Une fission de 235U équivaut à environ 0,8 atome de 239Pu, ou environ 1g/MW par jour de plutonium dans un réacteur. En France, 11 tonnes de plutonium sont produites chaque année environ. Toutefois, les réacteurs à eau légère ont tendance à générer moins que les graphite-gaz.
Plutonium 240
Le 240Pu ne fait pas partie des isotopes fissiles du plutonium. Il présente une radioactivité quatre fois supérieure à celle de 239Pu, et une période radioactivé de 6 500 ans.
Plutonium 241
Le 241Pu est un isotope radioactif fissile, avec une demi-vie de 14,29 ans. Il se décompose en américium 241 neutrophage et altère la performance des engins nucléaires.
Plutonium 242
Le 242Pu est un isotope peu fertile, avec une section efficace faible. Il se forme suite au recyclage récurrent du plutonium en réacteur. Sa demi-vie est de 373 000 ans.
Plutonium 243
Le 243Pu est instable, avec une demi-vie de moins de cinq heures. Sa désintégration forme l’américium 243.
Plutonium 244
Le 244Pu est l’isotope le plus stable du plutonium, avec une période radioactive de 80 millions d’années. Il n’est pas un produit de fission. En effet, le 239U se transforme en 243Pu, avec une demi-vie de cinq heures. Ce dernier, ne disposant pas suffisamment de temps pour une autre capture neutronique nécessaire à la formation du 244Pu, se désintègre rapidement en 243Am.
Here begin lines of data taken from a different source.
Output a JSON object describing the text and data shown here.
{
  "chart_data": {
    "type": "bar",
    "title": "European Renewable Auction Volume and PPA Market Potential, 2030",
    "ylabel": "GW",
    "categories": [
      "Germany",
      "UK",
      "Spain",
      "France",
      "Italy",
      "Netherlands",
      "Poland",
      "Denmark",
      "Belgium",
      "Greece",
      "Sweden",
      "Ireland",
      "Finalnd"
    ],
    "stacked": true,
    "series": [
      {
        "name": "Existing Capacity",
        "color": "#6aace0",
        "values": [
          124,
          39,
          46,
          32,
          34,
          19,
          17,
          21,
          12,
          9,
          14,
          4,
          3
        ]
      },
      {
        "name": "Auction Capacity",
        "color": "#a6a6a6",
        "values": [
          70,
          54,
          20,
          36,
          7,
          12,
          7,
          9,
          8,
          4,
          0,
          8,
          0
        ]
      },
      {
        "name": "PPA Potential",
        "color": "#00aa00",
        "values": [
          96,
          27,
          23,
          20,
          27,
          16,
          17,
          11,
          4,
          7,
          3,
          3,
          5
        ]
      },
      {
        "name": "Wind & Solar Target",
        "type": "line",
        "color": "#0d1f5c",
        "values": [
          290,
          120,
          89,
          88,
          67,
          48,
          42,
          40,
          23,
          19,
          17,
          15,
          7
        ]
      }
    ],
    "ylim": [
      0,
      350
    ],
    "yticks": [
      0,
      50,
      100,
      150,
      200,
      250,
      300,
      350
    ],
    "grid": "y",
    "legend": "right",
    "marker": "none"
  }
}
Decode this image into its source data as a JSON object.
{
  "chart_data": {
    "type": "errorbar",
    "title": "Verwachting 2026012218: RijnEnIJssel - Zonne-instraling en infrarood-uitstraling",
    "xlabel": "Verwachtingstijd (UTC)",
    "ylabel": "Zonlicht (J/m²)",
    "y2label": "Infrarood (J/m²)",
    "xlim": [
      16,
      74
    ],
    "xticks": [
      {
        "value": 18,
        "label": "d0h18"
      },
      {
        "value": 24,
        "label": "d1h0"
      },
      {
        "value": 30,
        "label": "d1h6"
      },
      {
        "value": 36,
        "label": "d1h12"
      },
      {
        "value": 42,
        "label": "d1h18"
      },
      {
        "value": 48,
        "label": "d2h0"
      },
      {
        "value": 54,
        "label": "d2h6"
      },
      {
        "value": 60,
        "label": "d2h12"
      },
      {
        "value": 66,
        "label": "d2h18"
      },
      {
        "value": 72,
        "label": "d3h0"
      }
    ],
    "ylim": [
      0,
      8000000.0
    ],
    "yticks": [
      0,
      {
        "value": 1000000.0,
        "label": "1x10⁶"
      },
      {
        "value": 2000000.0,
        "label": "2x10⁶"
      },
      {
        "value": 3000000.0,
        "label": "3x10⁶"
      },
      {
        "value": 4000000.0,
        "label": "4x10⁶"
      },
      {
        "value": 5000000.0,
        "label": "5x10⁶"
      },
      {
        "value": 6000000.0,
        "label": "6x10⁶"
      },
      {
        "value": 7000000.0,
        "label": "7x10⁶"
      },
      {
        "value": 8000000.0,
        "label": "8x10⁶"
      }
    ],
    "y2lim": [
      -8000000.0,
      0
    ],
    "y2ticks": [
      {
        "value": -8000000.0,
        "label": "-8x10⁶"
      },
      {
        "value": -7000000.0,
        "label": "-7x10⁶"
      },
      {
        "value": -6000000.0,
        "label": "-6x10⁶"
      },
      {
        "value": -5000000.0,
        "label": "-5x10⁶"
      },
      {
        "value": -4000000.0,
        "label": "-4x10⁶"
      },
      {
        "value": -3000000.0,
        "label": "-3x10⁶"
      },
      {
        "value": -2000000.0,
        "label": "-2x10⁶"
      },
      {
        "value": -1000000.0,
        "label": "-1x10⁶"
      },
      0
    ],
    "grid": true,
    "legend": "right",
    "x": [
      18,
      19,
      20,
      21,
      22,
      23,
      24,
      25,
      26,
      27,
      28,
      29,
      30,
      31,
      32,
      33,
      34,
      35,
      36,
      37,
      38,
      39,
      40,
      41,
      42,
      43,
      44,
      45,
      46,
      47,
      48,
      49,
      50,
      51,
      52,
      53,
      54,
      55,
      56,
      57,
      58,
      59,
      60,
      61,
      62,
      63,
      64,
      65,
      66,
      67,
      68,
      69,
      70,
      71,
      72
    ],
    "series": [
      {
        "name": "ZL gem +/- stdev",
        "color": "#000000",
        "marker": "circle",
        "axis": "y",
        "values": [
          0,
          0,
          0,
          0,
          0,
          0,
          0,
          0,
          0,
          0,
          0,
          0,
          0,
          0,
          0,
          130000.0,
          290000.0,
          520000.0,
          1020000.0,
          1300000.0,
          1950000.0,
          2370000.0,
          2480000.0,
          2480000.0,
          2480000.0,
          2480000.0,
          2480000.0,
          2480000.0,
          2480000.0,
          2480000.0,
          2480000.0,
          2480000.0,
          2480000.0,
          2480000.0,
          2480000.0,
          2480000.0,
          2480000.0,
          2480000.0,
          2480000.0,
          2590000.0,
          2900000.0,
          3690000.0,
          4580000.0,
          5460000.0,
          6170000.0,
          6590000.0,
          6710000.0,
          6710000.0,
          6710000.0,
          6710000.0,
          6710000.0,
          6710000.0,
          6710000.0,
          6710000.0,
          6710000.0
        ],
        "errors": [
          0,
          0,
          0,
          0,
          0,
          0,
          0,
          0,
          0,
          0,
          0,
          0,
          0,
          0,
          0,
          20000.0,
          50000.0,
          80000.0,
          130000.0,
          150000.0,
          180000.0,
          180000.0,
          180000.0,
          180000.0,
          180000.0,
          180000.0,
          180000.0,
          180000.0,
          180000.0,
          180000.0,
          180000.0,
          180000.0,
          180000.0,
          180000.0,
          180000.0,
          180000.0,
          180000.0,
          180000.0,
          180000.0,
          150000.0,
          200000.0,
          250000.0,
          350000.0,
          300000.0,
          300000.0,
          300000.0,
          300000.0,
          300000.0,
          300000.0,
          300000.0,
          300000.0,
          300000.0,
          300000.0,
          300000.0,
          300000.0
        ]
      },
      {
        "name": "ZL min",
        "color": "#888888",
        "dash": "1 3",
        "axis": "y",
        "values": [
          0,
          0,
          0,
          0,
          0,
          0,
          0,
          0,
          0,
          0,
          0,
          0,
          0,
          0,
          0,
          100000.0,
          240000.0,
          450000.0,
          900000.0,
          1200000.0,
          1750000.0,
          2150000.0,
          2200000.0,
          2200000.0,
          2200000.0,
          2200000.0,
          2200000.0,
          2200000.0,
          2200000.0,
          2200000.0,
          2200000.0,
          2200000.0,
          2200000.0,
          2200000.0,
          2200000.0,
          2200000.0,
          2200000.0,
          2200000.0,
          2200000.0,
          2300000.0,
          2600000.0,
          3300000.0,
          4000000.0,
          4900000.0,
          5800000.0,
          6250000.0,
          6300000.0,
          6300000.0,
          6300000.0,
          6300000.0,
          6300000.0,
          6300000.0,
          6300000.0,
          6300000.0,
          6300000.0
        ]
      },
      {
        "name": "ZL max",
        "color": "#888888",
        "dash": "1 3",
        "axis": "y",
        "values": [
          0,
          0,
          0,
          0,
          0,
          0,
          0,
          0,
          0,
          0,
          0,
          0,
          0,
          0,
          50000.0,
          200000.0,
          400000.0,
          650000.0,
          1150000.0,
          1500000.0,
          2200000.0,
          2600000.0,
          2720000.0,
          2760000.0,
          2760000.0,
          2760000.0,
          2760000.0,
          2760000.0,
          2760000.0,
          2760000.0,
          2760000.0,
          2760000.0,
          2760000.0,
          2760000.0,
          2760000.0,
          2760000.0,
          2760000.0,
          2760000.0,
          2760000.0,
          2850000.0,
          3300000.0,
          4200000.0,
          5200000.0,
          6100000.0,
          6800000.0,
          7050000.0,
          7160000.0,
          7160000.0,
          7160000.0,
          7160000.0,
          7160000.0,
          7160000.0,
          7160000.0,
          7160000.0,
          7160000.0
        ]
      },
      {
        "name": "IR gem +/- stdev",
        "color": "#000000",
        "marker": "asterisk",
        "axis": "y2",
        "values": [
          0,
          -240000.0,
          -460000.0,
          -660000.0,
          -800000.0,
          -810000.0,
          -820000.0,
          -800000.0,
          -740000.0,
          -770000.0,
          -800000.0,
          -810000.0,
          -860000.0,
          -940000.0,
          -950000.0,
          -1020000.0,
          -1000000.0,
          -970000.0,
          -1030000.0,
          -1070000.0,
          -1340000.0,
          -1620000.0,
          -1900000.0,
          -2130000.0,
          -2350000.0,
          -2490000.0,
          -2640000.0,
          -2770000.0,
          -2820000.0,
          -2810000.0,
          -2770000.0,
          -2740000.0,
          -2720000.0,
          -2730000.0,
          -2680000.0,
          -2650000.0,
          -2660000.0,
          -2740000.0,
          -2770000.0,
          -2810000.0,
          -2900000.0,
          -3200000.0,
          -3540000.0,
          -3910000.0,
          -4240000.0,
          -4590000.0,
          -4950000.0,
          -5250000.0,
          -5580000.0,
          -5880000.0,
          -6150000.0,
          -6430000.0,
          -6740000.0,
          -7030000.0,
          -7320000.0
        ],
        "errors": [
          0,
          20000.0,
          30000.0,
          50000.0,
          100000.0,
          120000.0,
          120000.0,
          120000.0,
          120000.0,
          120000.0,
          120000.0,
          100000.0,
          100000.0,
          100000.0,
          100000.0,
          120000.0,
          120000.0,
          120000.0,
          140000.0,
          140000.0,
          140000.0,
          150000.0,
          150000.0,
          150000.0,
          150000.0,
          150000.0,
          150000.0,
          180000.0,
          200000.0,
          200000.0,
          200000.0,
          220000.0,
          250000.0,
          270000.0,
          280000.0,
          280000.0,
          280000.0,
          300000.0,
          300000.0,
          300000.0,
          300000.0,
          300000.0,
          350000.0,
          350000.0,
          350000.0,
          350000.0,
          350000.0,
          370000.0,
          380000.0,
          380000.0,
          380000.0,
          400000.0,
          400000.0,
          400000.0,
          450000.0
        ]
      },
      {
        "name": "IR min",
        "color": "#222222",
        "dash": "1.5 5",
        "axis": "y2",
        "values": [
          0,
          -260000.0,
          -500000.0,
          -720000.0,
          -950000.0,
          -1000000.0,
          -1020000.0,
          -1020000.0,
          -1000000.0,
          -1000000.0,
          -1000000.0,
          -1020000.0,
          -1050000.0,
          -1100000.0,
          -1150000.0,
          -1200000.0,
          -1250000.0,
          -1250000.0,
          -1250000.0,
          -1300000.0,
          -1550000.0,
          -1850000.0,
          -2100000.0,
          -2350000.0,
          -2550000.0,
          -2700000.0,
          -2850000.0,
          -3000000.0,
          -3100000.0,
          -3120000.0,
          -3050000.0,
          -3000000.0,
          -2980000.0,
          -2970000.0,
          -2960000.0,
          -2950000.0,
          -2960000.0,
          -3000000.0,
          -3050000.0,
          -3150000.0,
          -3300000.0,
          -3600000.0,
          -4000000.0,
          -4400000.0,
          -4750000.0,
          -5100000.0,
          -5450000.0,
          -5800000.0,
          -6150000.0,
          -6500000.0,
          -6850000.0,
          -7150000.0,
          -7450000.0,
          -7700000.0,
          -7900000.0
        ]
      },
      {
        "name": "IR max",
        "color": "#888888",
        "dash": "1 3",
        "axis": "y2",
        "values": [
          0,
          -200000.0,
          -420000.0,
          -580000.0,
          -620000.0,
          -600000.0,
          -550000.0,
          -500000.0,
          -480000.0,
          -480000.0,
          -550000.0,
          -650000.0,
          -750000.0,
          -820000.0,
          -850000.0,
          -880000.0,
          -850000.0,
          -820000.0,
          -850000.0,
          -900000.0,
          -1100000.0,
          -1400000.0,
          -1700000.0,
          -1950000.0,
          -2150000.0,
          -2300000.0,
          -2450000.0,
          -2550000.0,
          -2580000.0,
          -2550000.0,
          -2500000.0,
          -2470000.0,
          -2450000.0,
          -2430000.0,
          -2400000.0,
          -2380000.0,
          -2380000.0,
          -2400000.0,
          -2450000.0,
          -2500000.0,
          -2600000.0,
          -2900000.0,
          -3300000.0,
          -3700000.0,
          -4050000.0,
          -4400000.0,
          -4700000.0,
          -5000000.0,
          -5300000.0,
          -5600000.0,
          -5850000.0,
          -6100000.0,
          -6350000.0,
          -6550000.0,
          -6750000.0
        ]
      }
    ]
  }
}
Le 244Pu se forme pendant les explosions de bombes nucléaires ou de supernova (nucléosynthèse stellaire), grâce à leurs puissants flux neutroniques. L’essai Ivy Mike en 1952 a donc permis la découverte du 244Pu et du 246Pu. Les concentrations de 244Pu dans la nature proviennent des essais nucléaires atmosphériques passés et des résidus de 244Pu naturel.
Réserve mondiale de plutonium
En 2013, après 70 ans de synthétisation, la réserve mondiale de plutonium est estimée à 500 tonnes, dont 52 % proviennent de sources civiles, tandis que 48 % sont d’origine militaire. Ce stock est réparti entre 5 producteurs :
- Japon : 9,4 % soit 47,1 tonnes,
- France : 13,2 % soit 66,2 tonnes,
- États-Unis : 17,7 % soit 88,3 tonnes,
- Royaume-Uni : 21,4 % soit 107,2 tonnes,
- Russie : 35,6 % soit 178 tonnes.
Les 3 % restants représentent 13 tonnes, et proviennent du reste du monde.